La lama a forma di disco vola di nuovo, all’imbrunire. Me la vedo sfrecciare a un palmo dal naso mentre recupero la scure da un albero che ho appena abbattuto, e la sento conficcarsi con forza nella nuca di Randello, che chiamiamo così per un motivo che non ha bisogno di essere spiegato. Randello frana in mezzo ai tronchi macchiandoli di sangue e urina. Mi butto dietro la catasta sperando di non essere colpito da un altro disco. Resto lì quasi un’ora, con il cadavere di Randello a sanguinare e a pisciare a nemmeno un metro da me, prima di trovare il coraggio di alzarmi e correre alla baracca di Cuoreamore, la più vicina. Lui era un poeta, nell’Altra Vita. Ogni volta che uccideva qualcuno componeva un’ode in sua memoria. Era un romantico. E anche adesso, ogni tanto, si cimenta con le rime. Senza ammazzare nessuno. Siamo sconcertati. Credevamo che la morte del Russo fosse un caso isolato, che il disco fosse stato lanciato per uccidere proprio lui e invece ci sbagliavamo. Randello che c’entra? Che ha fatto di male oltre a stuprare e uccidere una trentina di ragazze?

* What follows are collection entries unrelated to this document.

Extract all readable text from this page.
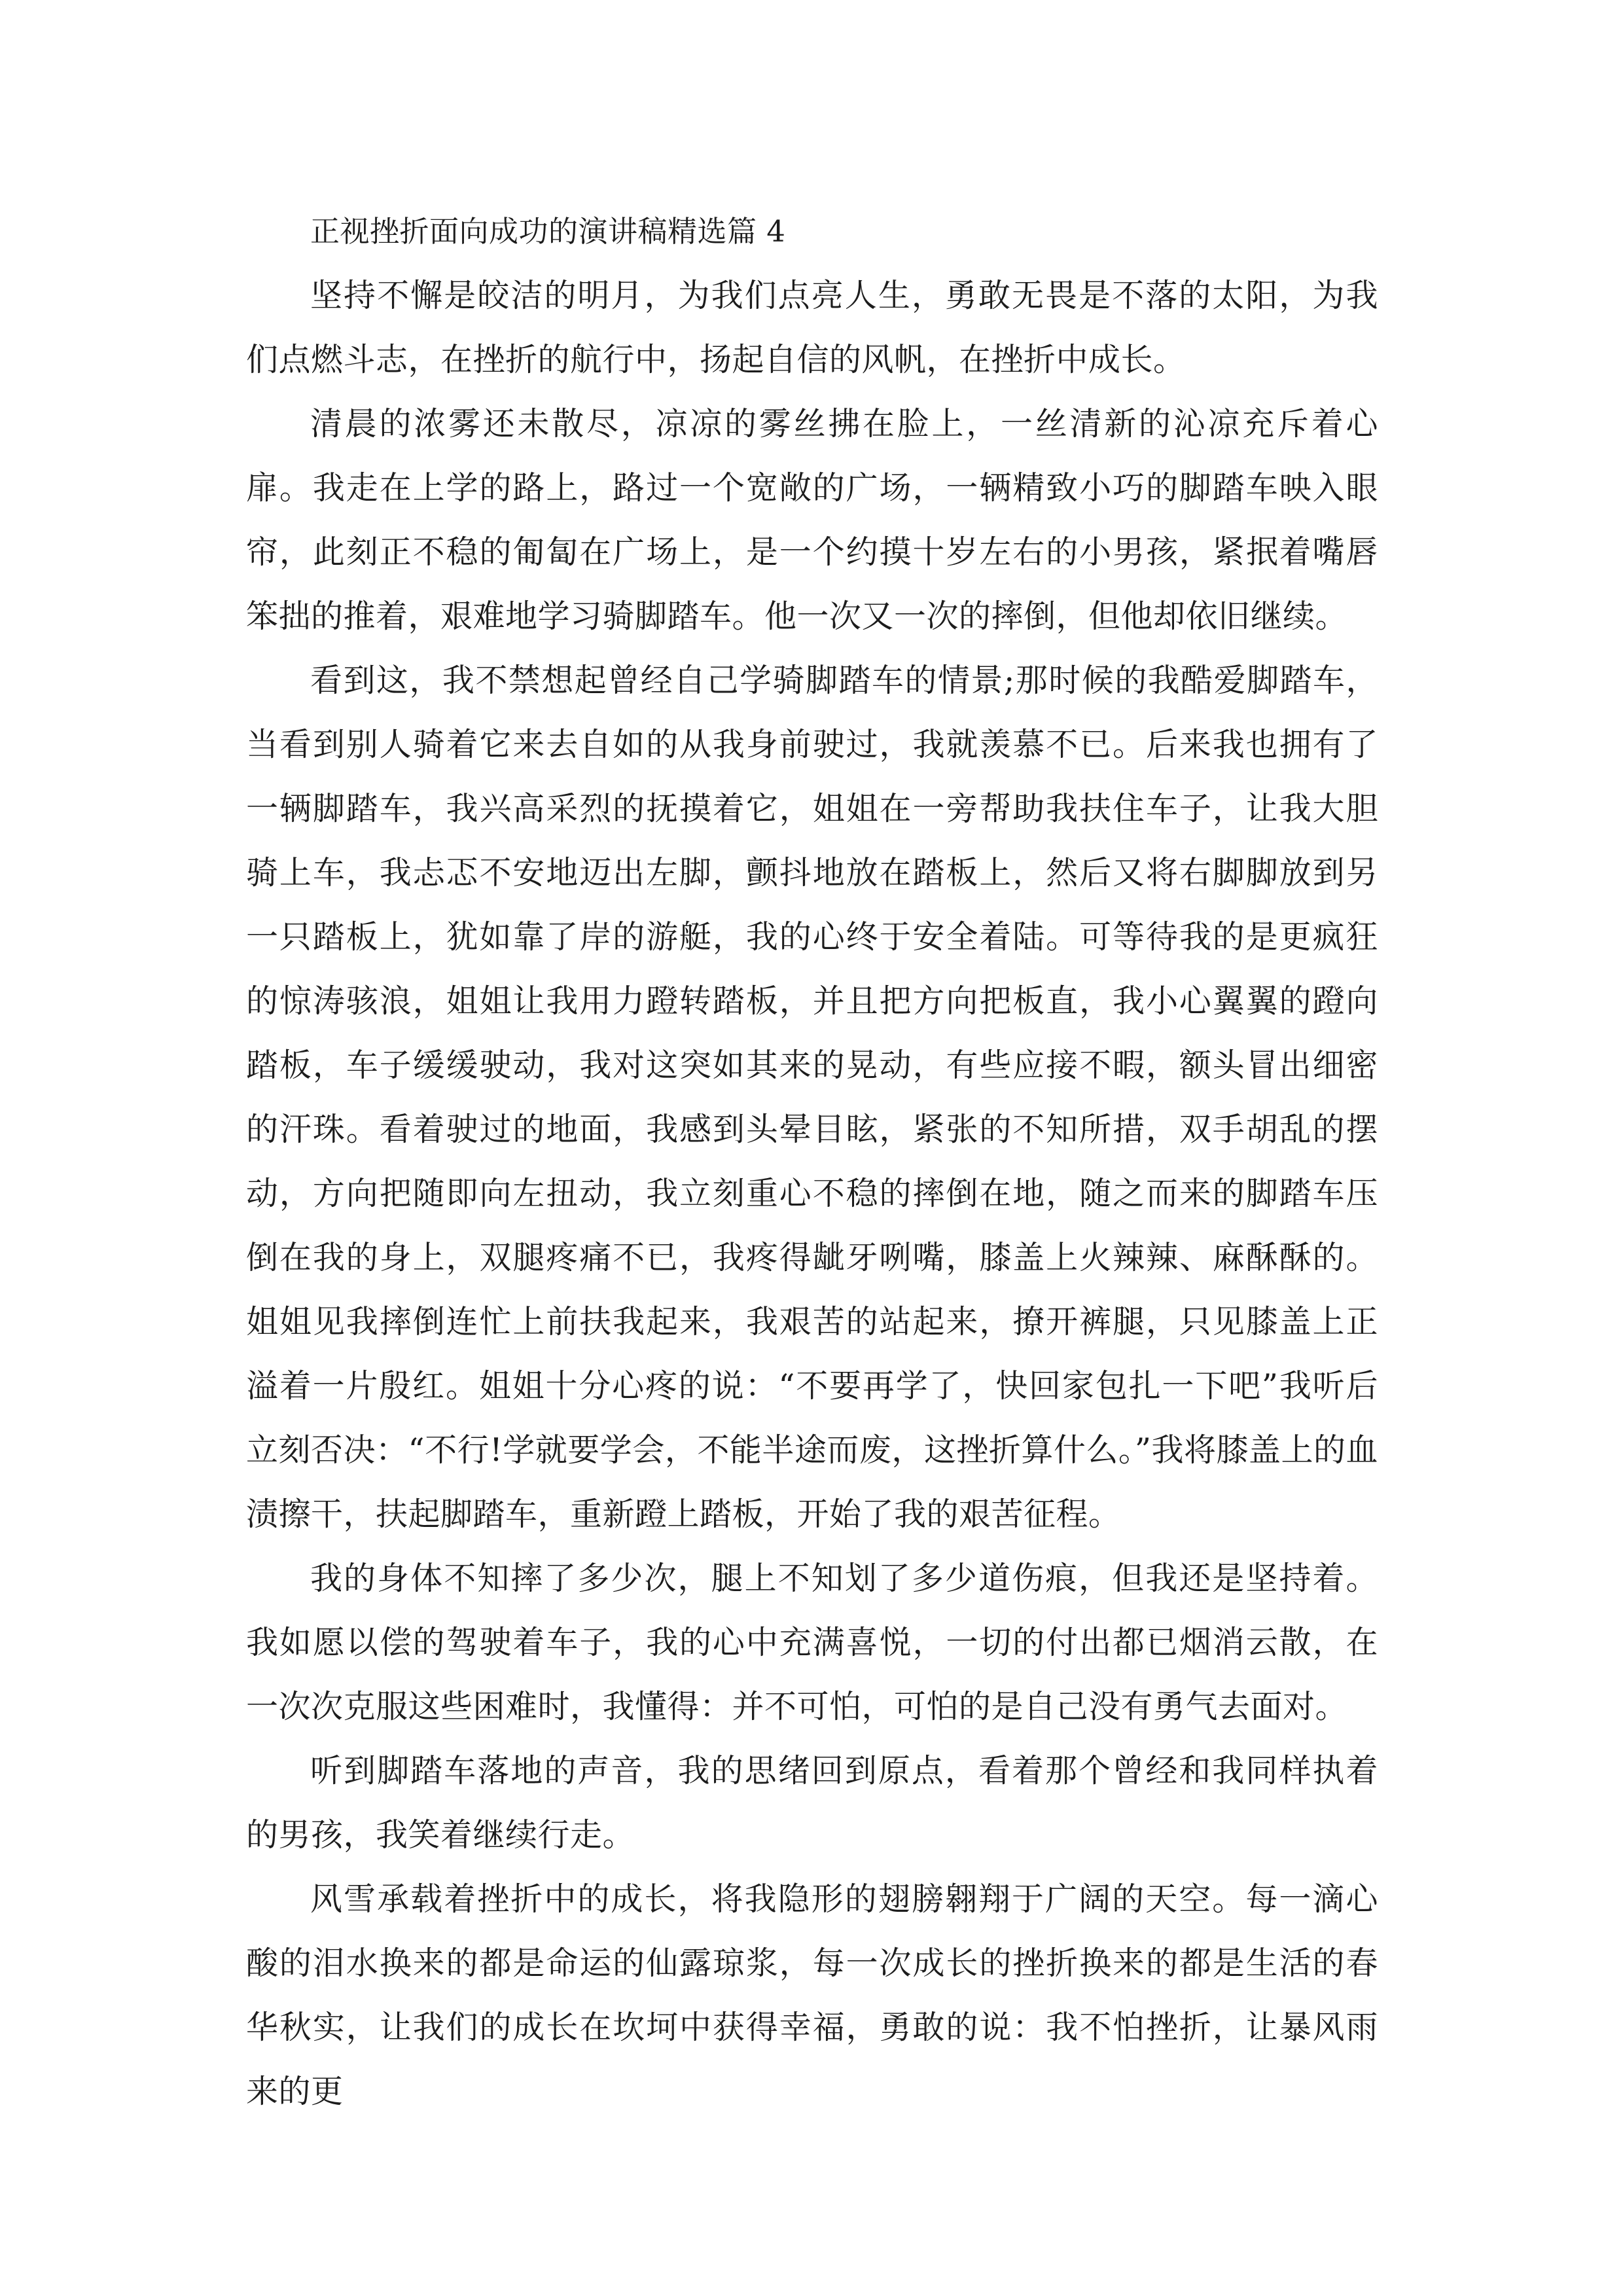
正视挫折面向成功的演讲稿精选篇 4

坚持不懈是皎洁的明月，为我们点亮人生，勇敢无畏是不落的太阳，为我们点燃斗志，在挫折的航行中，扬起自信的风帆，在挫折中成长。

清晨的浓雾还未散尽，凉凉的雾丝拂在脸上，一丝清新的沁凉充斥着心扉。我走在上学的路上，路过一个宽敞的广场，一辆精致小巧的脚踏车映入眼帘，此刻正不稳的匍匐在广场上，是一个约摸十岁左右的小男孩，紧抿着嘴唇笨拙的推着，艰难地学习骑脚踏车。他一次又一次的摔倒，但他却依旧继续。

看到这，我不禁想起曾经自己学骑脚踏车的情景;那时候的我酷爱脚踏车，当看到别人骑着它来去自如的从我身前驶过，我就羡慕不已。后来我也拥有了一辆脚踏车，我兴高采烈的抚摸着它，姐姐在一旁帮助我扶住车子，让我大胆骑上车，我忐忑不安地迈出左脚，颤抖地放在踏板上，然后又将右脚脚放到另一只踏板上，犹如靠了岸的游艇，我的心终于安全着陆。可等待我的是更疯狂的惊涛骇浪，姐姐让我用力蹬转踏板，并且把方向把板直，我小心翼翼的蹬向踏板，车子缓缓驶动，我对这突如其来的晃动，有些应接不暇，额头冒出细密的汗珠。看着驶过的地面，我感到头晕目眩，紧张的不知所措，双手胡乱的摆动，方向把随即向左扭动，我立刻重心不稳的摔倒在地，随之而来的脚踏车压倒在我的身上，双腿疼痛不已，我疼得龇牙咧嘴，膝盖上火辣辣、麻酥酥的。姐姐见我摔倒连忙上前扶我起来，我艰苦的站起来，撩开裤腿，只见膝盖上正溢着一片殷红。姐姐十分心疼的说：“不要再学了，快回家包扎一下吧”我听后立刻否决：“不行!学就要学会，不能半途而废，这挫折算什么。”我将膝盖上的血渍擦干，扶起脚踏车，重新蹬上踏板，开始了我的艰苦征程。

我的身体不知摔了多少次，腿上不知划了多少道伤痕，但我还是坚持着。我如愿以偿的驾驶着车子，我的心中充满喜悦，一切的付出都已烟消云散，在一次次克服这些困难时，我懂得：并不可怕，可怕的是自己没有勇气去面对。

听到脚踏车落地的声音，我的思绪回到原点，看着那个曾经和我同样执着的男孩，我笑着继续行走。

风雪承载着挫折中的成长，将我隐形的翅膀翱翔于广阔的天空。每一滴心酸的泪水换来的都是命运的仙露琼浆，每一次成长的挫折换来的都是生活的春华秋实，让我们的成长在坎坷中获得幸福，勇敢的说：我不怕挫折，让暴风雨来的更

Andiamo a recuperare il disco dalla testa di Randello e lo confrontiamo con l’altro: identico. Nero, affilato, pesante. Mortale. Con le due lettere in evidenza. Mosè è il più vecchio. È cieco. Non so quale malattia gli abbia tolto la vista, una trentina di anni fa. In tutto questo tempo ha imparato a usare gli altri sensi. Così gli basta annusarti per capire se, sotto al puzzo di selvatico, c’è qualche traccia di umanità. Non sappiamo quanti anni abbia e non lo sa più nemmeno lui. Era arrivato qui da ragazzo insieme al padre e a un fratello. Non ricorda cosa facesse nell’Altra Vita, ma crede di essere l’unico del villaggio a non aver fatto mai nulla di male. Forse è così, forse è stato solo trascinato qui dalla sua famiglia. Forse no. Forse i suoi peccati sono talmente gravi che perfino lui ha preferito dimenticarli. Mosè accoglie il disco nelle mani callose e se lo rigira tra le dita, ne percorre la superficie stando attento a non tagliarsi. Percepisce la stessa tensione che ho sentito io. Sente l’odio, nel metallo, è come se la vibrazione che ha animato le mani di chi l’ha costruito, attraverso il disco, si trasferisse alle mani di Mosè. Sulla lama non fa alcun commento. Le sue uniche parole sono rivolte a chi l’ha lanciata. Dice che, chiunque sia, non ce l’aveva solo con Il Russo. Sancisce che bisogna trovarlo. Alza il viso grinzoso verso le cime degli alberi che, appena rischiarate dalla luce delle fiaccole, risaltano contro il cielo nero. Dice che dobbiamo prenderlo, ma non ucciderlo. Anche se lo farebbe a pezzi lui stesso. Occorre capire chi è, perché è qui e soprattutto se qualcun altro oltre a lui sa di noi. Perché da questo dipende la vita o la morte di questo luogo. Pogo avanza l’ipotesi che possa essere stato qualcuno di noi. Mosè dice di no. Primo, perché non avrebbe senso ucciderci tra di noi. Capisce che il Russo se la sia andata a cercare, quindi con lui l’ipotesi potrebbe anche essere accettabile, ma non lo è più dopo la morte di Randello. Secondo, perché un oggetto come quello che stringe tra le dita non può essere forgiato tra le nostre baracche. Un conto è costruire vanghe, zappe e coltelli. Un conto oggetti come il disco. Quella è un’arma che viene dalla città.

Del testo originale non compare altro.